Back in 1972 Addison graduated to League management with the help of Ronnie Radford's wonder goal and Hereford's FA Cup slaying of the not- so mighty Magpies. Sadly for him and the majority of the 4,769 crowd, there were no heroics for Scarborough yesterday. Addison and his players had been in the dressing-room for five minutes, having come from behind to draw with Peterborough at the McCain Stadium, when news of Carlisle's dramatic victory reached them.

The chips were down, it had to be said, for Addison and his side at the McCain Stadium. Two timely victories may have lifted them off the foot of the table but only another win was certain to save them.

Not that such pressure was alien to Addison. In his time in the scorching hot seat at the Vicente Calderon nine years ago, taking Atletico Madrid from fourth bottom to fourth top of the Primera Liga, and to the brink of a Uefa Cup place, was not enough to keep him in the employ of Jesus Gil.

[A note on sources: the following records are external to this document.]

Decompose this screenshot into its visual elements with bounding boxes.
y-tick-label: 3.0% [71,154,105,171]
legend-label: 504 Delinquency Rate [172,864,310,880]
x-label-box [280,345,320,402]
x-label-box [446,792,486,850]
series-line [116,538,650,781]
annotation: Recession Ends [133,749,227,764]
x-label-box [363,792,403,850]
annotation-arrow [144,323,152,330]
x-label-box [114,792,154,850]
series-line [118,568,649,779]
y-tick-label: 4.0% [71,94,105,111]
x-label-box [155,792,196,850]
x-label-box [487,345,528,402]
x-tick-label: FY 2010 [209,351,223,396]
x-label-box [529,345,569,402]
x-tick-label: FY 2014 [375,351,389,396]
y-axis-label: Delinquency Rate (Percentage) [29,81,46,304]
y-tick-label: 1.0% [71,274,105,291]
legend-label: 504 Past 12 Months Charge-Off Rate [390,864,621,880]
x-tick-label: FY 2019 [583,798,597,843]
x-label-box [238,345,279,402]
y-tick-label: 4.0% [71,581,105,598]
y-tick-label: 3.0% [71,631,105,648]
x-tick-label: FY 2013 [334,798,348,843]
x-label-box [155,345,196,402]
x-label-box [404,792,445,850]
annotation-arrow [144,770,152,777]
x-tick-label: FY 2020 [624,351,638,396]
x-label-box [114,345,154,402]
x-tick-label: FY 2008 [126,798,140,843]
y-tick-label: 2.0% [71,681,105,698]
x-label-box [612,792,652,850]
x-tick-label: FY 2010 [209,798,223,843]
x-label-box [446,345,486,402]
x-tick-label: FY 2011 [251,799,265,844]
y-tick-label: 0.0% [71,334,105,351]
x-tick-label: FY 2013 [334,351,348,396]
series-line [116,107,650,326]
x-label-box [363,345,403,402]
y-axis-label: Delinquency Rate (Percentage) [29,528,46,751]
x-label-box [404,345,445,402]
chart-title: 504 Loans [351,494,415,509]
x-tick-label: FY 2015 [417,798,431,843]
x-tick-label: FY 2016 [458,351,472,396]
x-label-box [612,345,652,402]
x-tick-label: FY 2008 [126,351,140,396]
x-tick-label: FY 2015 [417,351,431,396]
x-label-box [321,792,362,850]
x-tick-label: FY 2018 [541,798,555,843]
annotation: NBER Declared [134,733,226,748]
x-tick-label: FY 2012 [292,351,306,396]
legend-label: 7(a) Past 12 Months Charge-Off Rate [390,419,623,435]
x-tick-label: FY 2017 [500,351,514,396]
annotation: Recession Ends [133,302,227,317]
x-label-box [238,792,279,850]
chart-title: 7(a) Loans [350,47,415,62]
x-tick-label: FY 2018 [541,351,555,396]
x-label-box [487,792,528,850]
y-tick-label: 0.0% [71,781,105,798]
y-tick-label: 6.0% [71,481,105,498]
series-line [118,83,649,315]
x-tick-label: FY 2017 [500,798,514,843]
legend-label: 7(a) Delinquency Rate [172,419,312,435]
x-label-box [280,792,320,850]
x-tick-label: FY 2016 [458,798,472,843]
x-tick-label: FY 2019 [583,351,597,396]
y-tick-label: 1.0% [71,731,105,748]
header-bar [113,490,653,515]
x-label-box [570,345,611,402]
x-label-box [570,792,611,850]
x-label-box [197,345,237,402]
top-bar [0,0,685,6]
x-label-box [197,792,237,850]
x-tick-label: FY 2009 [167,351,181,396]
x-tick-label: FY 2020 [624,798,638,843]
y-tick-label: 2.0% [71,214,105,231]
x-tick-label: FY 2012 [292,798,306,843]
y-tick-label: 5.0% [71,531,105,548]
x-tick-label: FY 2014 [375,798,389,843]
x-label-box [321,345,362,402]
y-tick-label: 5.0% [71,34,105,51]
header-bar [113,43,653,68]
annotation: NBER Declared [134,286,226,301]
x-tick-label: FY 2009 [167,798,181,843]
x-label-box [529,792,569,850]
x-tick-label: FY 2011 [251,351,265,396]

In the North Yorkshire cauldron of the McCain, ironically packed for the first time since Wolverhampton Wanderers attended its Football League baptism 12 years ago, Addison's team found the early pace too hot to handle.

Peterborough, who started the afternoon with an outside chance of a play- off place, were sharp, quick and ahead from the seventh minute. Darren Roberts failed to clear David Farrell's left-wing corner and Richard Scott, some 12 yards out, dispatched a shot on the turn that eluded the clutches of Tony Parks.

At the other end, Mark Tyler was untroubled until the 39th minute, when his right-hand post kept out Graeme Atkinson's close-range volley. Three minutes later Scarborough were level when they broke forward and Nathan Jones fed the ball to Roberts, who beat Tyler with a low left-foot shot.

Scarborough's fightback ought to have taken them into the lead five minutes into the second-half. Michael McNaugh-ton's long ball put Roberts through with only Tyler to beat. It was, though, too clear a chance. The big striker had time to dwell upon the possible significance of his shot and duly side-footed the ball over the bar. It proved to be a costly miss.

Not until Parks and his colleagues reached the dressing room, passing the mural depicting Neil Warnock and his team with the Conference trophy in 1987, did the players from the first club to benefit from automatic promotion to the Football League discover that they had, after all, become the latest to suffer from it.